Alguns elementos visuais interessantes surgem aqui e ali – como o momento em que algumas pessoas são vistas presas dentro de um formigueiro contido num vidro. Mas basicamente, esta sequência é fiel ao visual do primeiro filme. Os visuais visam nos distrair da total falta de conexão com a história, que é simplesmente muito frágil e o filme nem se esforça para disfarçar isso: toda a confusão com o Chapeleiro, motivadora de toda a trama, é resolvida com algumas linhas de diálogo, assim como a inimizade entre outras duas personagens. O filme ainda apresenta uma sequência ambientada no mundo real no meio da projeção que não possui a menor função narrativa – pelo menos nesses minutos Andrew Scott e sua cara de maluco exercitam mais um pouco da vilania clichê pela qual o ator já está se tornando conhecido.

Além do mais, o filme tem outro grave problema: em 2010, Johnny Depp era querido pelo público e todos queriam vê-lo fazer suas macaquices nas telas. Em 2016, a maior parte do público não se importa mais com ele, e centrar a trama em ajudar o Chapeleiro simplesmente nos afasta ainda mais da história. Aqui Depp nem parece mais humano, e não é culpa da maquiagem: parece tão virtual e sem vida quanto qualquer um dos personagens em computação gráfica que dão as caras. E desta vez ele não tem direito a dancinha, ainda bem – o status dele está mesmo caindo… O resto do elenco não parece muito interessado em estar ali: Wasikowska é opaca, como quase sempre, Cohen diverte em alguns momentos e Carter e Anne Hathaway disputam para ver quem está mais caricata. Ah, este segundo Alice traz o último trabalho do já saudoso Alan Rickman como a voz do personagem Absolom. Mas há pouco Rickman para melhorar o filme.

O fato de Tim Burton não ter aceitado dirigir este segundo Alice já expõe a essência da empreitada: só mais um filme dedicado a repetir o que deu certo da primeira vez, sem inovações ou uma história boa o suficiente para justificar sua existência. Já vimos esse filme antes, e nem foi bom da primeira vez. É sintomático que Burton tenha dirigido apenas uma continuação em sua carreira: Batman: O Retorno (1992), definitivamente mais autoral e querido para o diretor do que o primeiro. É possível imaginar os subtextos sexuais, o clima de estranheza e de conto de fadas sombrio daquele filme, num projeto de super-herói como Batman, sendo feito hoje? Muito provavelmente, não.

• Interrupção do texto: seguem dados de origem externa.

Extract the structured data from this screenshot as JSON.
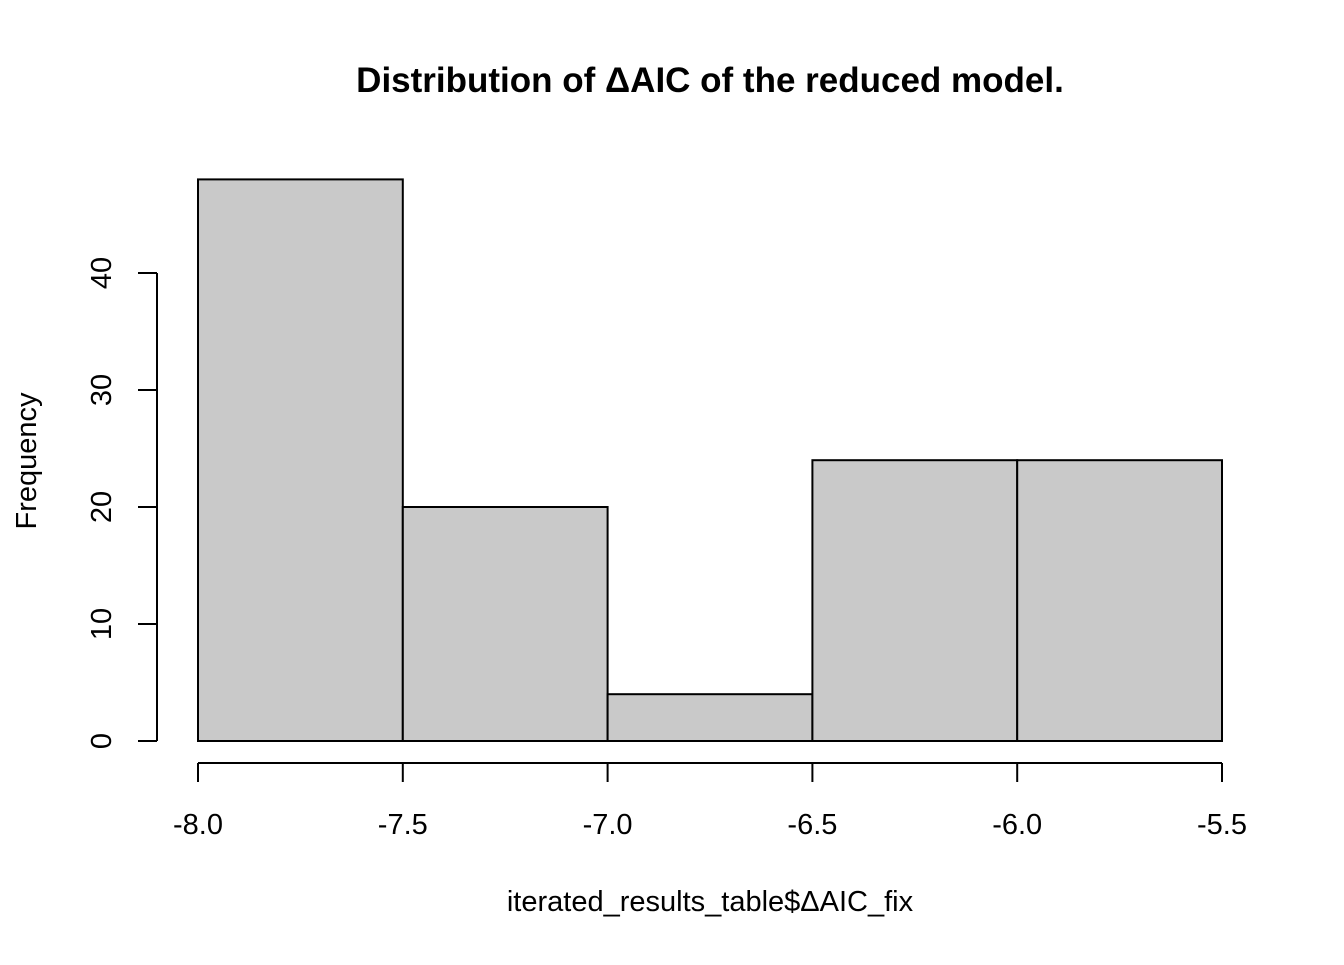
{
  "chart_data": {
    "type": "bar",
    "subtype": "histogram",
    "title": "Distribution of ΔAIC of the reduced model.",
    "xlabel": "iterated_results_table$ΔAIC_fix",
    "ylabel": "Frequency",
    "bins": [
      {
        "start": -8.0,
        "end": -7.5,
        "count": 48
      },
      {
        "start": -7.5,
        "end": -7.0,
        "count": 20
      },
      {
        "start": -7.0,
        "end": -6.5,
        "count": 4
      },
      {
        "start": -6.5,
        "end": -6.0,
        "count": 24
      },
      {
        "start": -6.0,
        "end": -5.5,
        "count": 24
      }
    ],
    "xlim": [
      -8.0,
      -5.5
    ],
    "ylim": [
      0,
      48
    ],
    "x_ticks": [
      -8.0,
      -7.5,
      -7.0,
      -6.5,
      -6.0,
      -5.5
    ],
    "x_tick_labels": [
      "-8.0",
      "-7.5",
      "-7.0",
      "-6.5",
      "-6.0",
      "-5.5"
    ],
    "y_ticks": [
      0,
      10,
      20,
      30,
      40
    ],
    "y_tick_labels": [
      "0",
      "10",
      "20",
      "30",
      "40"
    ],
    "grid": false,
    "legend": "none",
    "colors": {
      "bar_fill": "#c9c9c9",
      "bar_stroke": "#000000",
      "axis": "#000000",
      "background": "#ffffff"
    }
  }
}
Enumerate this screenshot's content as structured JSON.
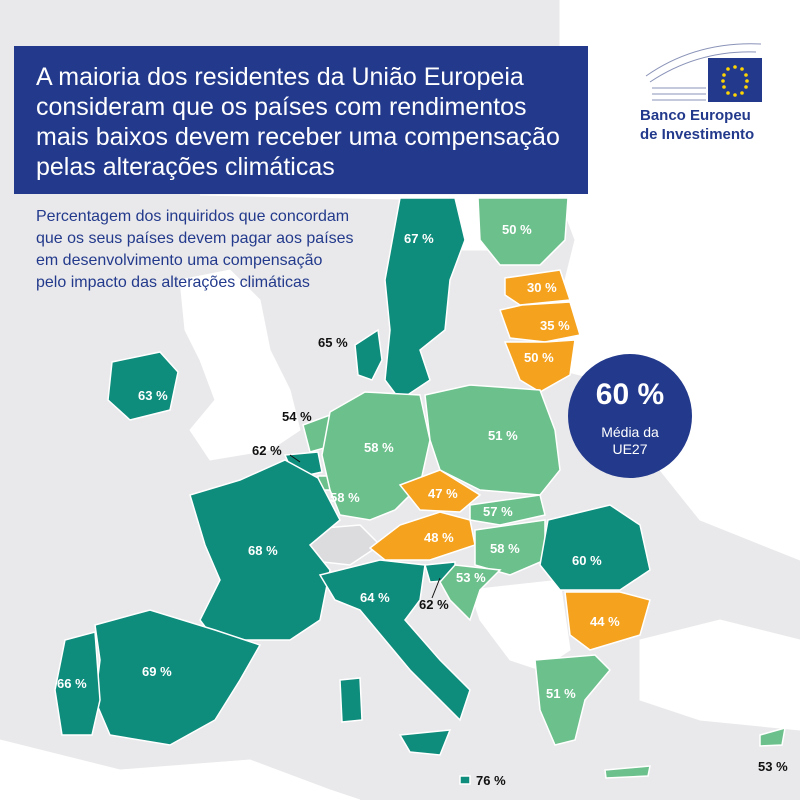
{
  "title": "A maioria dos residentes da União Europeia consideram que os países com rendimentos mais baixos devem receber uma compensação pelas alterações climáticas",
  "subtitle": "Percentagem dos inquiridos que concordam que os seus países devem pagar aos países em desenvolvimento uma compensação pelo impacto das alterações climáticas",
  "logo": {
    "line1": "Banco Europeu",
    "line2": "de Investimento"
  },
  "average": {
    "value": "60 %",
    "label_line1": "Média da",
    "label_line2": "UE27"
  },
  "colors": {
    "dark_green": "#0e8c7c",
    "light_green": "#6cc08c",
    "orange": "#f5a21f",
    "navy": "#233a8c"
  },
  "countries": {
    "sweden": "67 %",
    "finland": "50 %",
    "estonia": "30 %",
    "latvia": "35 %",
    "lithuania": "50 %",
    "denmark": "65 %",
    "ireland": "63 %",
    "netherlands": "54 %",
    "belgium": "62 %",
    "germany": "58 %",
    "poland": "51 %",
    "luxembourg": "58 %",
    "czechia": "47 %",
    "slovakia": "57 %",
    "austria": "48 %",
    "hungary": "58 %",
    "france": "68 %",
    "romania": "60 %",
    "slovenia": "53 %",
    "italy": "64 %",
    "croatia": "62 %",
    "bulgaria": "44 %",
    "portugal": "66 %",
    "spain": "69 %",
    "greece": "51 %",
    "malta": "76 %",
    "cyprus": "53 %"
  }
}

É inegavelmente bom ver uma Alice exemplo para as meninas, comandando navios e enfrentando os problemas dos mundos real e imaginário, como uma heroína forte e imaginativa. Pena que o novo sonho dela seja apenas uma versão requentada do anterior. E Hollywood sempre confia que o espectador vai gostar de ter o mesmo sonho duas vezes.